Dans la tête des oligarques technoïdes de Trump
Les “techbros” de la Silicon Valley qui sont aux commandes de la nouvelle administration Trump ne font pas mystère de leurs intentions. Certaines sont effrayantes.
• • • La version bullet points :
• Outre Elon Musk, deux hommes sensés et déterminés ont largement inspiré le nouvel exécutif : Peter Thiel et Marc Andreessen.
• Ils estiment que la démocratie a vécu et qu’il faut lui substituer une gouvernance dérivée de l’entreprise, de préférence sans contre-pouvoirs.

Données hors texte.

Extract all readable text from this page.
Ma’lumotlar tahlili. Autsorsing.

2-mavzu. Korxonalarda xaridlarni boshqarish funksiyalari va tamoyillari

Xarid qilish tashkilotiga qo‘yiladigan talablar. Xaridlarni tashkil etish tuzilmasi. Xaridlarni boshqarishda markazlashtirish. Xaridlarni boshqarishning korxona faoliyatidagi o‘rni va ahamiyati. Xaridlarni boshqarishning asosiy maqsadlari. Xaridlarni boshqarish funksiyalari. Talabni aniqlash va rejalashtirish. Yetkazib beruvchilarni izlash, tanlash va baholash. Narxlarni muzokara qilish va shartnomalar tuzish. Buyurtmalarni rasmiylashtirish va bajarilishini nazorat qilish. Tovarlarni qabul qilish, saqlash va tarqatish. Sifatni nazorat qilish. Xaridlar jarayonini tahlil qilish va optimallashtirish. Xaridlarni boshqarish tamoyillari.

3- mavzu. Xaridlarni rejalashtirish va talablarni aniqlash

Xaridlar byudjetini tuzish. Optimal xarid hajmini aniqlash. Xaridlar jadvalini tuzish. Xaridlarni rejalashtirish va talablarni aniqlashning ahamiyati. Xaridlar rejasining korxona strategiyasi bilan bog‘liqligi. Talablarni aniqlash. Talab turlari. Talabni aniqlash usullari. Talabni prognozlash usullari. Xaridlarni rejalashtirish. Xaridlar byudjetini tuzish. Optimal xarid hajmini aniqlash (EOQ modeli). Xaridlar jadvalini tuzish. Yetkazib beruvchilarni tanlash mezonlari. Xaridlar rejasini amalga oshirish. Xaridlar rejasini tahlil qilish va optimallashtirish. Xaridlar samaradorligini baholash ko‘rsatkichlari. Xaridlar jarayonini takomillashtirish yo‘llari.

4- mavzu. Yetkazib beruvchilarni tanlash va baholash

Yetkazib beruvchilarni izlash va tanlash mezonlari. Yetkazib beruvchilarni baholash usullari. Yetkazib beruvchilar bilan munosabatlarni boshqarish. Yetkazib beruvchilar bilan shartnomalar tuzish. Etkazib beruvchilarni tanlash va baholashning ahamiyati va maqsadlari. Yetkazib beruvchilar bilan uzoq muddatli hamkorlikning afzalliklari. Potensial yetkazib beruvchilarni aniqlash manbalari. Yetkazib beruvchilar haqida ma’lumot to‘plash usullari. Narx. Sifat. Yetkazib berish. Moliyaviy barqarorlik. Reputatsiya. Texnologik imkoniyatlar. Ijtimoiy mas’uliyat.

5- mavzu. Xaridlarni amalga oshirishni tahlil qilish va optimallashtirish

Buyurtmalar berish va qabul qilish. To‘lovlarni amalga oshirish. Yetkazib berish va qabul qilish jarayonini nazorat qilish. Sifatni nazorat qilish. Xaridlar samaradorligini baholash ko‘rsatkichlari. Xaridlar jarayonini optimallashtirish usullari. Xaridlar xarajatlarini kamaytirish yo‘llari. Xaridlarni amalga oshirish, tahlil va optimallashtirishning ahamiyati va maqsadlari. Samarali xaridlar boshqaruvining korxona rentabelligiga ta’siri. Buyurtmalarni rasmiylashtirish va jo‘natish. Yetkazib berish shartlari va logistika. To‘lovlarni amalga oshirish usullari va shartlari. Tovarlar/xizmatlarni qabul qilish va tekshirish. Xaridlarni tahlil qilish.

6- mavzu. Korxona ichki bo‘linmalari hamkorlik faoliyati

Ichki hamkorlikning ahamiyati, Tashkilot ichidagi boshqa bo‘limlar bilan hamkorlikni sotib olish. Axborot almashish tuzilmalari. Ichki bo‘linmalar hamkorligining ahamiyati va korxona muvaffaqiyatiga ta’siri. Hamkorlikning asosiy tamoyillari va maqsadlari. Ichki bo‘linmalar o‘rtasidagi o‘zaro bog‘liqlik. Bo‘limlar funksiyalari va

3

• En attendant la suite, ils ont construit un puissant appareil de surveillance au service de la sécurité intérieure et extérieure des Etats-Unis.
• • • La version Longue
La nouvelle oligarchie technoïde qui a rallié en masse Donald Trump a un projet sociétal aux contours bien documentés. Pour l’apprécier, il faut se plonger dans les propos de ces entrepreneurs-idéologues qui vont avoir une influence décisive sur la nouvelle administration américaine.
La firme de capital-risque Andreessen Horowitz est au centre du jeu. Créée en 2009, elle contrôle 42 milliards de dollars investis dans 1770 entreprises réparties dans de multiples fonds spécialisés (crypto, IA, fintech, biotech, etc.) Cofondateur de a16z, Marc Andreessen est devenu l’un des deux idéologues en chef de la Silicon Valley avec Peter Thiel. Aux côtés d’Elon Musk, ils vont avoir peser sur l’évolution des Etats-Unis, sans doute bien au-delà du nouveau mandat de Trump. A16z joué les chasseurs de têtes et a recommandé une grande partie du nouvel exécutif, non seulement pour des postes liés au secteur de la tech mais sur des sujets connexes comme la Défense ou le renseignement.
Passons rapidement sur Elon Musk. Le fondateur de Tesla et SpaceX, propriétaire de X a l’influence d’un oligarque richissime bien plus instable que ses collègues. Ses lubies sont simples. Il veut faire de l’humanité une espèce interplanétaire ; anéantir une bonne fois pour toute le wokisme et tous ses vecteurs politiques (les sociaux-démocrates, les centristes de tous pays) ; lutter contre la dénatalité ; défendre la liberté d’expression la plus absolue (sauf en Chine où Tesla vend des voitures, il faut rester pragmatique) ; et éliminer la gabegie gouvernementale des Etats-Unis avec le département de l’efficacité gouvernementale (DOGE).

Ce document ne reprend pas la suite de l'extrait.